Czystej skarpetki. ;)
Odp: 5DmkIII zamókł i umarł...
Cytat:
Zamieszczone przez
Voyager70
Panie.Kolego, o piecykach próżniowych nawet wcześniej nie słyszałem, natomiast worki próżniowe i odkurzacz mam w zasięgu, ale obawiałbym się, czy takie wysysanie nie uszkodzi lustra/migawki lub w inny sposób nie naruszy delikatnego wnętrza aparatu (żeby to nie było jak zabicie komara na czole łopatą...)

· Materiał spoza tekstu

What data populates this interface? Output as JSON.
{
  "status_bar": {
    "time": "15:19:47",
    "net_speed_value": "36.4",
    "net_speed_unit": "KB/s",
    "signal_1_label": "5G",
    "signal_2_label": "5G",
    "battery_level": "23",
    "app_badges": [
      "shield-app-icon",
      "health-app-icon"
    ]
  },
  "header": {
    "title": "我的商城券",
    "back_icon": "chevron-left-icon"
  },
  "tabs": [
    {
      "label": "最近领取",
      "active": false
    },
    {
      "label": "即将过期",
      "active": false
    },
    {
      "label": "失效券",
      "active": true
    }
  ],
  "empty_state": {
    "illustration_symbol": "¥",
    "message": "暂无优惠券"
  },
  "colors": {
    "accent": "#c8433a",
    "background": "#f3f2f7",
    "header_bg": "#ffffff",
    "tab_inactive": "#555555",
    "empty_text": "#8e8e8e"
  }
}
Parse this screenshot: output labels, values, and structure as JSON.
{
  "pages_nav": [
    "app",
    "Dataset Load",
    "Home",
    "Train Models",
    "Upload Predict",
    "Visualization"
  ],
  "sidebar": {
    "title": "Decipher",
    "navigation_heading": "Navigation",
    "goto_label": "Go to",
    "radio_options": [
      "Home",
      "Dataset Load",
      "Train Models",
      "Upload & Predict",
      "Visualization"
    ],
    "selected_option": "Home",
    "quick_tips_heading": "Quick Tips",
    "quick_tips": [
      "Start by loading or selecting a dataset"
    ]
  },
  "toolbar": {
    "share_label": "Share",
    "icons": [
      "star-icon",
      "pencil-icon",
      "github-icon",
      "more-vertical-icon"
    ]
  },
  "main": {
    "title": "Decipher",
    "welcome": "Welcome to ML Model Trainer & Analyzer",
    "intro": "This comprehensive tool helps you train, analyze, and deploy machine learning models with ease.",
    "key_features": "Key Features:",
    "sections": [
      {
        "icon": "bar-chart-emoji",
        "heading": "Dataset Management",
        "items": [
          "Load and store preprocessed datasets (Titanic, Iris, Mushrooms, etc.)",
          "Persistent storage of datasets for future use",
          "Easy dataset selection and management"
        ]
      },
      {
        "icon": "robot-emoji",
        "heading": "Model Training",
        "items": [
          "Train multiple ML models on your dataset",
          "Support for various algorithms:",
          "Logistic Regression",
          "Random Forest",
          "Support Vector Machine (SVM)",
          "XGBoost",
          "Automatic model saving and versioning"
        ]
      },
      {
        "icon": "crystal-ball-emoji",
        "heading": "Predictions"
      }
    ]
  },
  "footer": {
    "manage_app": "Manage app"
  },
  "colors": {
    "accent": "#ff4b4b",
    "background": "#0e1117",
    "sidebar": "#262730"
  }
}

Życzę, Ci, żeby to faktycznie okazało się być komarem, ale wiele niewinnych korpusów zapadło na ciężka malarię od takiego ukaszenia.:(
Miałem nadzieję, że może zaryzykujesz taki eksperyment dla ludzkości A swoja droga muszę kiedyś spróbować, czy lustrzanka przeżyje ewakuację.:idea:
Odp: 5DmkIII zamókł i umarł...
Przede wszystkim otworz korpus , aby wszelkie zakamarki mialy mozliwosc wyschnac. Dobre efekty daje przedmuchanie wnetrza lekko cieplym strumieniem powietrza - np. suszarka do wlosow (ale nie przegrzewaj wnetrza - niby nic sie nie powinno od takich temperatur stac, ale lepiej nie ryzykowac). Dobrze by bylo rozpiac i wysuszyc wszystkie zlacza i wnetrze kasety baterii. Jak nie zdemontujesz gory, to zostaw go na dzien-dwa, niech fizyka zrobi swoje - tam tez moze byc woda, ktora musi w calosci odparowac).Mozesz sie pokusic o przemycie aparatu izopropanolem (plytki elektroniki, styki, zlacza itd - , tylko pozniej dokladnie go wydmuchaj. Podnies tez lustra i sprawdz, czy kurtyny migawki sa suche. Jak to nie da efektu, to daj znac - bedziemy probowac dalej :-).
Odp: 5DmkIII zamókł i umarł...
Proponuje oddac komus kto ma pojecie, a nie kombinowac samemu i szkod wiekszych narobic.